On March 27, 2020, President Trump signed into U.S. federal law the CARES Act, which is aimed at providing emergency assistance and health care for individuals, families, and businesses affected by the COVID-19 pandemic and generally supporting the U.S. economy. The CARES Act, among other things, includes provisions related to refundable payroll tax credits, deferment of the employer portion of social security payments, net operating loss carryback periods, modifications to the net interest deduction limitations, and technical corrections to tax depreciation methods for qualified improvement property. While we are still assessing the impact of the legislation, we do not expect there to be a material impact to our consolidated financial statements at this time.

For the three months ended March 27, 2020 and March 29, 2019, the Company's effective tax rate attributable to income before income taxes was 25.1% and 25.8%, respectively. For the three months ended March 27, 2020 and March 29, 2019, the Company's income tax expense was $13,100 and $10,253 respectively. The decrease in the current period effective tax rate was primarily due to an increase in the excess tax benefit associated with stock compensation.

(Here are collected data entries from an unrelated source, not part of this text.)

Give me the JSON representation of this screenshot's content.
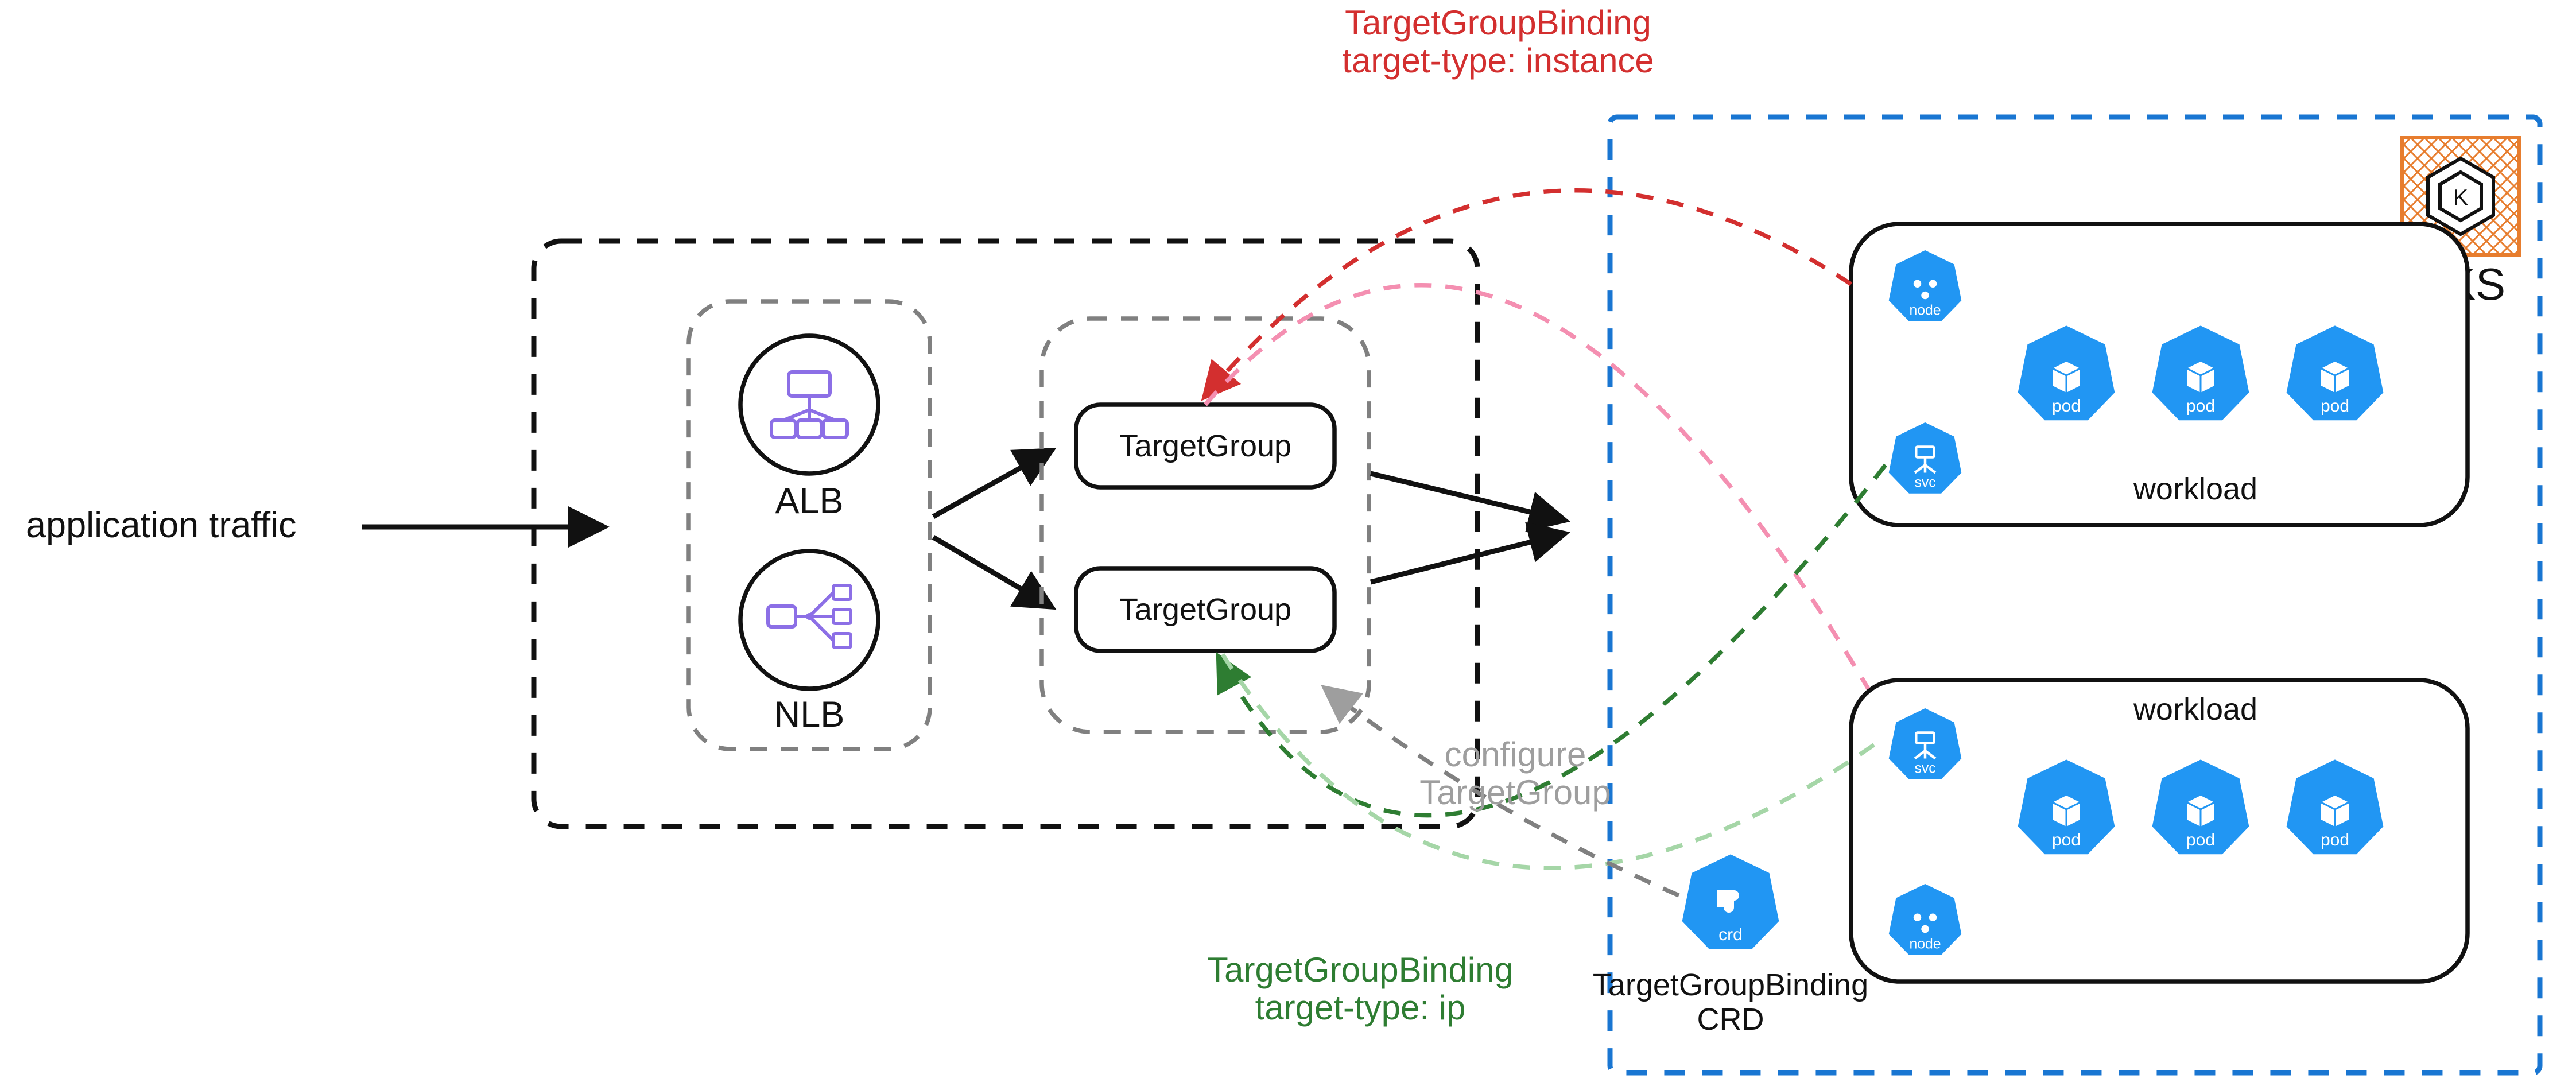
{
  "traffic_label": "application traffic",
  "lb": {
    "alb": "ALB",
    "nlb": "NLB"
  },
  "target_groups": {
    "tg1": "TargetGroup",
    "tg2": "TargetGroup"
  },
  "annotations": {
    "instance": {
      "line1": "TargetGroupBinding",
      "line2": "target-type: instance"
    },
    "ip": {
      "line1": "TargetGroupBinding",
      "line2": "target-type: ip"
    },
    "configure": {
      "line1": "configure",
      "line2": "TargetGroup"
    }
  },
  "eks": {
    "title": "EKS",
    "workload_label": "workload",
    "k8s_labels": {
      "node": "node",
      "svc": "svc",
      "pod": "pod",
      "crd": "crd"
    },
    "crd_caption": {
      "line1": "TargetGroupBinding",
      "line2": "CRD"
    }
  },
  "colors": {
    "black": "#111111",
    "gray": "#808080",
    "red": "#d32f2f",
    "pink": "#f48fb1",
    "green": "#2e7d32",
    "lightgreen": "#a5d6a7",
    "blue": "#1976d2",
    "k8s_blue": "#2196f3",
    "aws_purple": "#8c6fe6",
    "eks_orange": "#e77d2e"
  }
}
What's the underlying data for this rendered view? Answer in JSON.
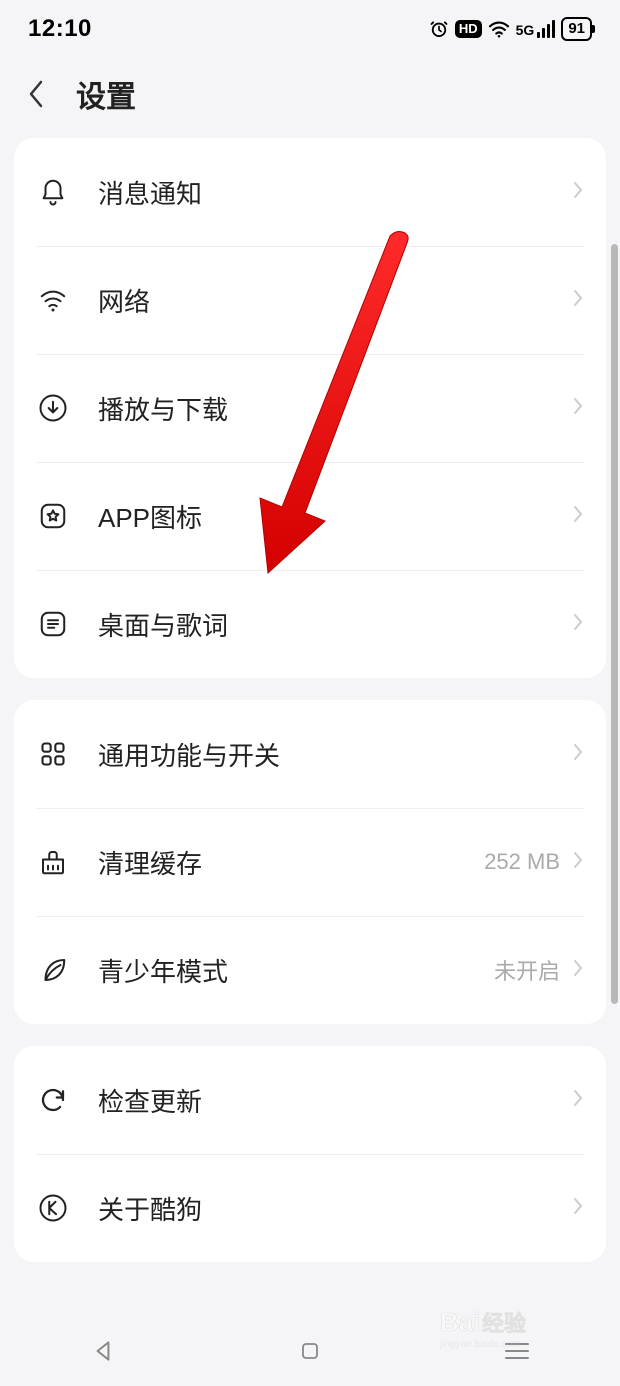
{
  "statusbar": {
    "time": "12:10",
    "signal_label": "5G",
    "battery_level": "91"
  },
  "header": {
    "title": "设置"
  },
  "groups": [
    {
      "rows": [
        {
          "key": "notifications",
          "icon": "bell",
          "label": "消息通知",
          "value": ""
        },
        {
          "key": "network",
          "icon": "wifi",
          "label": "网络",
          "value": ""
        },
        {
          "key": "playback-download",
          "icon": "download",
          "label": "播放与下载",
          "value": ""
        },
        {
          "key": "app-icon",
          "icon": "star-square",
          "label": "APP图标",
          "value": ""
        },
        {
          "key": "desktop-lyrics",
          "icon": "list-square",
          "label": "桌面与歌词",
          "value": ""
        }
      ]
    },
    {
      "rows": [
        {
          "key": "general-switches",
          "icon": "grid",
          "label": "通用功能与开关",
          "value": ""
        },
        {
          "key": "clear-cache",
          "icon": "broom",
          "label": "清理缓存",
          "value": "252 MB"
        },
        {
          "key": "youth-mode",
          "icon": "leaf",
          "label": "青少年模式",
          "value": "未开启"
        }
      ]
    },
    {
      "rows": [
        {
          "key": "check-update",
          "icon": "refresh",
          "label": "检查更新",
          "value": ""
        },
        {
          "key": "about-kugou",
          "icon": "k-circle",
          "label": "关于酷狗",
          "value": ""
        }
      ]
    }
  ],
  "annotation": {
    "arrow_target": "desktop-lyrics",
    "arrow_color": "#ff0000"
  },
  "watermark": {
    "text_main": "Bai",
    "text_sub": "经验",
    "domain": "jingyan.baidu.com"
  }
}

For the six months ended March 27, 2020 and March 29, 2019, the Company's effective tax rate attributable to income before income taxes was 21.6% and 24.6%, respectively. For the six months ended March 27, 2020 and March 29, 2019, the Company's income tax expense was $20,440 and $18,407 respectively. The decrease in the current period effective tax rate was primarily due to an increase in the excess tax benefit associated with stock compensation.

A valuation allowance has been recorded against certain net operating losses in certain foreign jurisdictions.  A valuation allowance is recorded when it is determined to be more likely than not that these assets will not be fully realized in the foreseeable future. The realization of deferred tax assets is dependent upon whether the Company can generate future taxable income in the appropriate character and jurisdiction to utilize the assets. The amount of the deferred tax assets considered realizable is subject to adjustment in future periods.

The Company recognizes the benefits of uncertain tax positions taken or expected to be taken in tax returns in the provision for income taxes only for those positions that we have determined are more likely than not to be realized upon examination. We record interest and penalties related to unrecognized tax benefits as a component of income tax expense. During the six months ended March 27, 2020, the balance of unrecognized tax benefits decreased by $108 upon the resolution of a state audit item.

For the six months ended March 27, 2020, the Company made no additional provision for U.S. or non-U.S. income taxes for unrecognized deferred tax liabilities for temporary differences related to basis differences in investments in subsidiaries, as the investments are essentially permanent in duration.